When Spot was several weeks old, we went to the beach for our Sunday evening walk, as we did most months of the year in Florida. As I held her squirmy little body to my chest and wrestled with the baby bjorn fastenings, my shoulder dislocated. Because I am a mother, I called Mr. Bennet over and told him to take the baby while I worked on getting my shoulder back in.

That was when I decided to have another go at surgery for fixing my chronic, “non-traumatic” shoulder dislocation problem. My first surgery, in 1999, was a nice little present for my new husband. There we were, in our last year of college, married nine months, and there I was, loopy on percocet and immobilized in my writing arm for the six weeks leading up to graduation. I defended my undergraduate honor’s thesis before I had a chance to wash the iodine off.

My first surgery cost a lot more than we expected, even though we were well-insured. The school-affiliated orthopedic surgeon forgave my share (10%) of his fee. Our out-of-pocket was still a thousand dollars — quite a bit for a student working part-time on the fourth floor of the Harold B. Lee library.

My second surgery ten years later cost about the same, only this time I was conscientious about my physical therapy (figuring $25 copays twice a week for four months was worth a squeeze in the budget) and eighteen months later I go several days without even fearing a dislocation.

T. R. Reid has a new book out about health care, framed around his search for treatment for a “stiff shoulder”; he travels to nine countries and the U.S. to see what a doctor will recommend, on the current assumption that incentives and reimbursement of providers dictates care. The different reactions to his chronic problem (hopefully described more in depth in the book) are fascinating, and supposedly provide a a worthwhile baseline for comparing health care systems.

But I’m not buying it.
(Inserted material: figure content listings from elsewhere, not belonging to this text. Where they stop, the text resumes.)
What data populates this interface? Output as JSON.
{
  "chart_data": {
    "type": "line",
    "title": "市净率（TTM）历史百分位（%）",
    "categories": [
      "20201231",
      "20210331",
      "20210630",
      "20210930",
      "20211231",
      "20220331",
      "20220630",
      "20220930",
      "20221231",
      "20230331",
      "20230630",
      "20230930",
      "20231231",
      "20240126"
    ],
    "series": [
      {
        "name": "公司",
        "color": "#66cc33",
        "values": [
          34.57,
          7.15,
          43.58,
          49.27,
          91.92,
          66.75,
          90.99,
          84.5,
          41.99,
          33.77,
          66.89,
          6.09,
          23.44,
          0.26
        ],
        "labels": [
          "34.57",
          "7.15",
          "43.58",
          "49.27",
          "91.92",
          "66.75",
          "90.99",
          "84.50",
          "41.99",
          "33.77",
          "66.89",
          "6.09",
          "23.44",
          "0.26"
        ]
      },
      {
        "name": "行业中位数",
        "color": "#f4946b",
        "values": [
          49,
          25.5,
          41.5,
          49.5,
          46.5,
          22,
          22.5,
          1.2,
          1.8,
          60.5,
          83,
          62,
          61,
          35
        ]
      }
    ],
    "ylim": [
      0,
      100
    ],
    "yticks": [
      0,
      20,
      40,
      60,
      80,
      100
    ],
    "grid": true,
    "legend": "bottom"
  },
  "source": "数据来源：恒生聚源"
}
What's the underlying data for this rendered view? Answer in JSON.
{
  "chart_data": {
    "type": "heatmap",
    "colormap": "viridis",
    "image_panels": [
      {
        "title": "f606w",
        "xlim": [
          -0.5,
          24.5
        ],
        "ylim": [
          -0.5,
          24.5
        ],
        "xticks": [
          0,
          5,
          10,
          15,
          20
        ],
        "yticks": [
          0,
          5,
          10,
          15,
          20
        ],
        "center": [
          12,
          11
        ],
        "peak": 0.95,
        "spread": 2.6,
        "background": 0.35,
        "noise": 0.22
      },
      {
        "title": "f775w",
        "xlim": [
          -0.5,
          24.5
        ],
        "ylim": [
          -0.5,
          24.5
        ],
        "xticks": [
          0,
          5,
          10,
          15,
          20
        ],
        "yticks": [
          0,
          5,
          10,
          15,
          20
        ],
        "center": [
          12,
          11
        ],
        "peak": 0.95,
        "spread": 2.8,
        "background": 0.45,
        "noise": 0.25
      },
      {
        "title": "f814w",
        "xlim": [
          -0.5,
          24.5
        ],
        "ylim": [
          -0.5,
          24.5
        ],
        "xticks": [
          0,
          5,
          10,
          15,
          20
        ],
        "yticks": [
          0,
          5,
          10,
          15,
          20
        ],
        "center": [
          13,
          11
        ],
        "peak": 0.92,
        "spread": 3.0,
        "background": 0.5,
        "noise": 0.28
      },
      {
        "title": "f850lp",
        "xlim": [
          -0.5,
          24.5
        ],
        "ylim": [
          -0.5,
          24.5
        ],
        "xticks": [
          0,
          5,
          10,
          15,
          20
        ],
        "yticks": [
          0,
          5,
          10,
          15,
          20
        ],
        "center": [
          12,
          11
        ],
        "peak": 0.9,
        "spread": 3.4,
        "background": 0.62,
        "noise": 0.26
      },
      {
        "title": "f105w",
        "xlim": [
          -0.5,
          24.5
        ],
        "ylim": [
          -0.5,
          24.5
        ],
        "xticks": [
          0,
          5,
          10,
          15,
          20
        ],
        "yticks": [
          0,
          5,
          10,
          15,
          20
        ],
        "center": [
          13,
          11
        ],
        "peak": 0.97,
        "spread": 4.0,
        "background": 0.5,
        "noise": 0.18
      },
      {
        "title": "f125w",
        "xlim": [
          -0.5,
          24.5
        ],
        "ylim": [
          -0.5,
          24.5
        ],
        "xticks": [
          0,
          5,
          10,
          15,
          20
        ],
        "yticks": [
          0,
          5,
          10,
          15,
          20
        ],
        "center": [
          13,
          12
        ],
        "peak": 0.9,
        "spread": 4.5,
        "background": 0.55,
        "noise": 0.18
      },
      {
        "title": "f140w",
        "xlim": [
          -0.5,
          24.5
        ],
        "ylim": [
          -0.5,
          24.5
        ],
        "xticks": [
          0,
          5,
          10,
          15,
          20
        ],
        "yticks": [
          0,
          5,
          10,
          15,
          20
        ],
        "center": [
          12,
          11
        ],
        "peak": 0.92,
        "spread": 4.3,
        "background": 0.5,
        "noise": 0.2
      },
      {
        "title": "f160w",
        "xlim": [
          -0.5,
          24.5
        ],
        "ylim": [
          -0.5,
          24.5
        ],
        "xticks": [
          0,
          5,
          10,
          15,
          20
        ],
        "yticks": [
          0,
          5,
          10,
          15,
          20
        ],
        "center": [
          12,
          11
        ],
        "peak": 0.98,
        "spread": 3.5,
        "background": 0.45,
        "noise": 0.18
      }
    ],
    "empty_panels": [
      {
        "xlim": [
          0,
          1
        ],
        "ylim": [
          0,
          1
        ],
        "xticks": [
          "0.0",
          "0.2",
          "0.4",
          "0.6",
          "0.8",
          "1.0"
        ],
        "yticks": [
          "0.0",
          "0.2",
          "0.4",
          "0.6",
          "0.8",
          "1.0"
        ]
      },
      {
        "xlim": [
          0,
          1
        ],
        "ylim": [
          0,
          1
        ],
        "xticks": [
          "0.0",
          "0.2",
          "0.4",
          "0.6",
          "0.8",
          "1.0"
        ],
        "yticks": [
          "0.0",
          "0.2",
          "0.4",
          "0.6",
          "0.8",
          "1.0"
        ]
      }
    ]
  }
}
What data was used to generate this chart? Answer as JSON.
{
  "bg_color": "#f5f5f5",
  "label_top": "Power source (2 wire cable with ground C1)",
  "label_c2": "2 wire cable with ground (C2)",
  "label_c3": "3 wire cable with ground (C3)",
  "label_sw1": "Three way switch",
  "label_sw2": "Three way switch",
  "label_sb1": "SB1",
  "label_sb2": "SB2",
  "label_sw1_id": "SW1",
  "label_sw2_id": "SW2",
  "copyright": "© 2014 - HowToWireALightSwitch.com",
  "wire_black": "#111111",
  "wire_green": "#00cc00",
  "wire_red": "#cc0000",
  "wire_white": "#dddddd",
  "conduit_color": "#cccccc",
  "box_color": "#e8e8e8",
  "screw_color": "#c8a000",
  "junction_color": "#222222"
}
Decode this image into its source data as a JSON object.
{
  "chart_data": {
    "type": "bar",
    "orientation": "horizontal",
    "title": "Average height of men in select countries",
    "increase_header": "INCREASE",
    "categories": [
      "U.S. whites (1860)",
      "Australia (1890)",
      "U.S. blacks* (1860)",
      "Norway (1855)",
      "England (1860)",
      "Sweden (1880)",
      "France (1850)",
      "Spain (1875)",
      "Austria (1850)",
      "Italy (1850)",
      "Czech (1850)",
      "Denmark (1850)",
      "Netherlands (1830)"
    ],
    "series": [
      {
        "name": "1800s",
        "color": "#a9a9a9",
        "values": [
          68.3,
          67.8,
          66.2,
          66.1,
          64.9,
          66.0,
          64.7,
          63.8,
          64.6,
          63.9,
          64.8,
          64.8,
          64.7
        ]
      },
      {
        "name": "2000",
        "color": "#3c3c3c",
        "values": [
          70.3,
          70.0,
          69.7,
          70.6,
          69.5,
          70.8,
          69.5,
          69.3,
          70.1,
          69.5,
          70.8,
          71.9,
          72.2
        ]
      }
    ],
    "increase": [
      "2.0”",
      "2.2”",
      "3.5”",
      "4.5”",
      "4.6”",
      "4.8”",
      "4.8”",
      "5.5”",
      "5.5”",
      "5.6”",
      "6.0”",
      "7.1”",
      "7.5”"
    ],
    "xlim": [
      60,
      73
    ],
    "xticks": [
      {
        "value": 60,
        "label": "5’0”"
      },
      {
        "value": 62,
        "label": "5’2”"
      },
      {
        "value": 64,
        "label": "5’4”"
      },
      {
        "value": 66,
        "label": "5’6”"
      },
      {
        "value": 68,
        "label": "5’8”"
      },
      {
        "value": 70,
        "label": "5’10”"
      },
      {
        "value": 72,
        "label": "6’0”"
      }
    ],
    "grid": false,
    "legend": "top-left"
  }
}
Reid’s orthopedic surgeon in Colorado is “quick to recommend a shoulder replacement.” Few foreign doctors consider this a wise course of treatment, instead suggesting physical therapy, second opinions, steroid injections, etc, with the obvious conclusion being drawn that the American system is whacked because specialists are so eager to recommend the most invasive, expensive treatment.

And this is why I have a real problem with all the discussions of the American health care system (and many other political issues). Reid’s anecdotal evidence (praised in The New York Times as an “unusually well-controlled experiment”) doesn’t resemble my own experience in any way. What kind of journalism is it to call one man’s self-reported consultations as any kind of “experiment,” let alone a “controlled” one?

And how can I take policy suggestions seriously from someone who is, in direct contradiction to my own experience, so sensationally selective in his analysis?

I saw orthopedic surgeons in New York, Florida, and Utah about my shoulder. Each one said the same thing: that surgery was necessary, that physical therapy afterward was imperative, that I’d never play tennis again.

The orthopedic surgeon I saw in Cairo (reportedly the top guy in Egypt) said the same thing.

But what about the shoulder replacement? Surely one of those money-crazed American orthopedists suggested that? Actually, no. In fact, I begged my last surgeon for a total joint replacement after my grandma’s knee replacement allowed her to hike like a forty-year old again. And (maybe he hadn’t seen the fee schedule comparison recently?) he said it wasn’t a good idea, that joint replacements are last resorts, and that we could expect better outcomes with a new (much cheaper) laproscopic procedure.

And he was right.

So I’m left floundering when it comes to health care reform. Is more government regulation the answer, or less? If wonks and journalists describe a health care system (especially health care providers) I don’t even recognize, why would I trust their analysis of the causes, characteristics, and solutions to the problem? If they misrepresent the American system so egregiously, how can I learn from their (seemingly competent) assessment of how we already incorporate many parts of each country’s system?

If this is the best reporting our “free” press can provide, I think we’re screwed.